Préserver la mémoire de l’esclavage en Mauritanie, c’est reconnaître les blessures du passé pour bâtir une société réconciliée et juste.

Reconnaître l’histoire de l’esclavage en Mauritanie, c’est affirmer la volonté d’un peuple à regarder son passé en face pour construire un avenir fondé sur la justice et la dignité. Dans un contexte où la mémoire collective demeure fragmentée, la préservation des traces, des témoignages et des sites liés à l’esclavage constitue un acte de reconnaissance essentiel. Comme le rappellent plusieurs initiatives mémorielles à travers le monde, notamment en Afrique de l’Ouest, la consignation du passé est une étape indispensable vers la réconciliation

L’histoire des esclaves et des anciens esclaves ne saurait être envisagée avec équité sans y inclure toutes les formes d’esclavage, ses empreintes matérielles, ses vestiges et ses témoins vivants. En cela réside la préservation de la mémoire nationale, un rappel que les consciences éveillées méditent et que les générations doivent conserver comme un rempart contre tout retour en arrière, un message vibrant : voici ce que nous étions, et voici ce que nous sommes devenus.

Ce n’est ni un hasard, ni une innovation, ni une démarche sans précédent. C’est une exigence universelle de vérité et de justice historique. Les sociétés avancées, les peuples dignes qui ont traversé l’esclavage et ses abominations, ont choisi d’en faire mémoire pour se libérer et se reconstruire. Ainsi, la Maison des Esclaves de l’île de Gorée, érigée en 1978 au Sénégal, est aujourd’hui un haut lieu de mémoire reconnu par l’UNESCO. De même, le Musée de l’Esclavage de Zanzibar, la Maison Bin Jelmoud à Doha, le Musée du vieux marché aux esclaves en Caroline du Sud (États-Unis), ainsi que de nombreux musées de l’esclavage en Afrique du Sud, en Angola, au Nigéria, au Brésil et aux États-Unis, rappellent à l’humanité les horreurs commises au nom de la domination et de la cupidité. Ces lieux ne sont pas de simples vestiges du passé : ils sont des cris de mémoire, des témoins de chair et de pierre, des gardiens de la dignité humaine. Ils rappellent pour ne pas oublier. Ils enseignent pour ne plus reproduire. Ils éveillent pour que la conscience collective demeure vigilante.

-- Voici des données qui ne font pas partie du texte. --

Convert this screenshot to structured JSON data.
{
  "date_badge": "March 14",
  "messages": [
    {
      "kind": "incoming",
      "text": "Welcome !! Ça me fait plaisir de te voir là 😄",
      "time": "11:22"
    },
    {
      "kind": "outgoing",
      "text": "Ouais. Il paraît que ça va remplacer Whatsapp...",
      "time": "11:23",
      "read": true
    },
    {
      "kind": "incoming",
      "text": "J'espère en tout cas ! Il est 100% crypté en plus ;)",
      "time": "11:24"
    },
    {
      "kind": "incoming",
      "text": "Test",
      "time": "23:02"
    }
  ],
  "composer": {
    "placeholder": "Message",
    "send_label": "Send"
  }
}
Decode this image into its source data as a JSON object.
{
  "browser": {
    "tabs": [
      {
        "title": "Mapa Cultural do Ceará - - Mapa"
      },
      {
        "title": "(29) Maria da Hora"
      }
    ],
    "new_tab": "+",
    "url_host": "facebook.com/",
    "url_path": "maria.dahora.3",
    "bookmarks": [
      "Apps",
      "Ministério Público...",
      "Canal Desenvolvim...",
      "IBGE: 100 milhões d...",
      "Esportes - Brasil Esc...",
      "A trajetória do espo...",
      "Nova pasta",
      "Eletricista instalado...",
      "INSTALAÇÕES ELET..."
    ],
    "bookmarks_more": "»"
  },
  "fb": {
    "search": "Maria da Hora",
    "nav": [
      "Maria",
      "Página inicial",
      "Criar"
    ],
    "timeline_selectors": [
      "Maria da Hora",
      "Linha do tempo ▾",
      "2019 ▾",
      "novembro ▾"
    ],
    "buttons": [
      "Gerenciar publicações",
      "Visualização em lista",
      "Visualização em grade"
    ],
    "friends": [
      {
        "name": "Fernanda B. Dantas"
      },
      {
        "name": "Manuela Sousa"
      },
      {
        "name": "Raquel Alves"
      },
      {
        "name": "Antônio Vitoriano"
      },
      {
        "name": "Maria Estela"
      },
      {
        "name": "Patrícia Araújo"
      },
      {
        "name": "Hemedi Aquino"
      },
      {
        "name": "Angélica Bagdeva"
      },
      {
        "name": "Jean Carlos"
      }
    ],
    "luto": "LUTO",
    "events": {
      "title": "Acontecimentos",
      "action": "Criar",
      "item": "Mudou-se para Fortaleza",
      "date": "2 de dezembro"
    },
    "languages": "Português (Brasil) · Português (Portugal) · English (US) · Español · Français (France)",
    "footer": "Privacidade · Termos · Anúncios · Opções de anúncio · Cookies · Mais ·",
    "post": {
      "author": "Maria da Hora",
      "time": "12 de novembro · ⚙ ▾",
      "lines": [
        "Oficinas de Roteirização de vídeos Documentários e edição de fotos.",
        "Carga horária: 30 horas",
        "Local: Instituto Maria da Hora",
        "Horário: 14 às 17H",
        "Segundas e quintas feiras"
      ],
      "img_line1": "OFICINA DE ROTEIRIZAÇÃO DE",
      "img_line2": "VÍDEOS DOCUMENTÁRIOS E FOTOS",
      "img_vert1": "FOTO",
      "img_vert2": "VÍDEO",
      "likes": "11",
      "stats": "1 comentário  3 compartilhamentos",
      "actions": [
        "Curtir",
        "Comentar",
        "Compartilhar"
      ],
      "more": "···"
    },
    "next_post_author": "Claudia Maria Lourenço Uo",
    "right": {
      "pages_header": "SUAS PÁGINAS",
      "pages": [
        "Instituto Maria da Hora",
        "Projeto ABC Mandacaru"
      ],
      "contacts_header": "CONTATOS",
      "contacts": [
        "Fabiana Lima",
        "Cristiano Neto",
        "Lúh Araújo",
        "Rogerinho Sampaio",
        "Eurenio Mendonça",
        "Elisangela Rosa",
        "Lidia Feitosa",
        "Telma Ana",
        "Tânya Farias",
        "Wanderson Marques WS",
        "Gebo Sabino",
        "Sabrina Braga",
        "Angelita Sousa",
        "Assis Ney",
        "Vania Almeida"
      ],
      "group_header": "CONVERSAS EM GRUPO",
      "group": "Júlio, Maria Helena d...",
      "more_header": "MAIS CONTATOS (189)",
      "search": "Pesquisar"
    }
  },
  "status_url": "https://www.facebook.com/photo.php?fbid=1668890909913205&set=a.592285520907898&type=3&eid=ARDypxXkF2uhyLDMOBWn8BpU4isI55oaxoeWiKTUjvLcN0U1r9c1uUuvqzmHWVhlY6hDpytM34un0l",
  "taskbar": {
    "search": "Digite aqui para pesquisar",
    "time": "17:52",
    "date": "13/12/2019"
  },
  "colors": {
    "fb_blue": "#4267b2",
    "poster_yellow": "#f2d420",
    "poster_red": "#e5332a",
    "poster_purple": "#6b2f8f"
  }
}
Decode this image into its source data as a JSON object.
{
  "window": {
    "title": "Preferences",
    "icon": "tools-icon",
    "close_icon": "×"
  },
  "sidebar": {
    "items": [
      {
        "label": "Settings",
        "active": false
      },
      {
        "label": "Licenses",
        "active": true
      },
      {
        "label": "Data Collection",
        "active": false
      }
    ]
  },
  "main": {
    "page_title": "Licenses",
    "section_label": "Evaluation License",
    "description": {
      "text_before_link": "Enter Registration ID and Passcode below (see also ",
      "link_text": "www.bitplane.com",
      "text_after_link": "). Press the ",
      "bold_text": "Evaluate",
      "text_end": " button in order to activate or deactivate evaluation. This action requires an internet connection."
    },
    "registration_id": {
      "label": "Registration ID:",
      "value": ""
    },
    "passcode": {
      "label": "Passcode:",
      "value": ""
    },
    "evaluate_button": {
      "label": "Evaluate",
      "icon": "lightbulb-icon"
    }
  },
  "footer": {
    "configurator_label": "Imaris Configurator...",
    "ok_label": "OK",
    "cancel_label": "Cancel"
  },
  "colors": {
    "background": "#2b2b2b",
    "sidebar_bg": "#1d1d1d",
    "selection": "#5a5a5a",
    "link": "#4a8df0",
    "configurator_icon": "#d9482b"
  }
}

Celui qui refuse de lire l’histoire dans toutes ses contradictions fuit son propre passé. Il le redoute, l’enfouit sous le silence et croit, à tort, s’en libérer. Mais nul ne peut se libérer de ce qu’il nie. L’oubli n’efface pas la faute : il la répète. Le poids du passé ne s’allège que par la reconnaissance et la réparation.

De la même manière, l’histoire de l’esclavage en Mauritanie mérite, elle aussi, d’être consignée, étudiée et commémorée. Elle doit l’être comme l’ont été les batailles, les victoires et les épopées tribales immortalisées dans « La Vie de la Mauritanie » de Ould Hamdine. Personne n’a jamais estimé que ces récits constituaient un ferment de division ou de discorde. Bien au contraire : les descendants de ces tribus continuent d’en tirer leur fierté, leur identité et parfois même leur statut social et politique. Pourquoi donc le passé des esclaves devrait-il être un sujet tabou, une mémoire à taire, alors qu’il est une part essentielle de notre histoire commune ?

L’histoire est l’histoire, où qu’elle se trouve et quelle qu’elle soit. Et sur le chemin de la réconciliation sociale, il faut oser la vérité, assumer la franchise, désamorcer les charges négatives du passé et refuser la peur du débat. Il faut le réexaminer, le documenter et en préserver la mémoire, comme l’ont fait les nations qui ont connu le même drame. Nous, Mauritaniens, n’avons pas à inventer une voie nouvelle : nous devons simplement suivre la trace lumineuse de ceux qui ont su tirer de leur diversité une force, de leur douleur un apprentissage et de leur passé un socle de réconciliation et de coexistence juste et pacifique.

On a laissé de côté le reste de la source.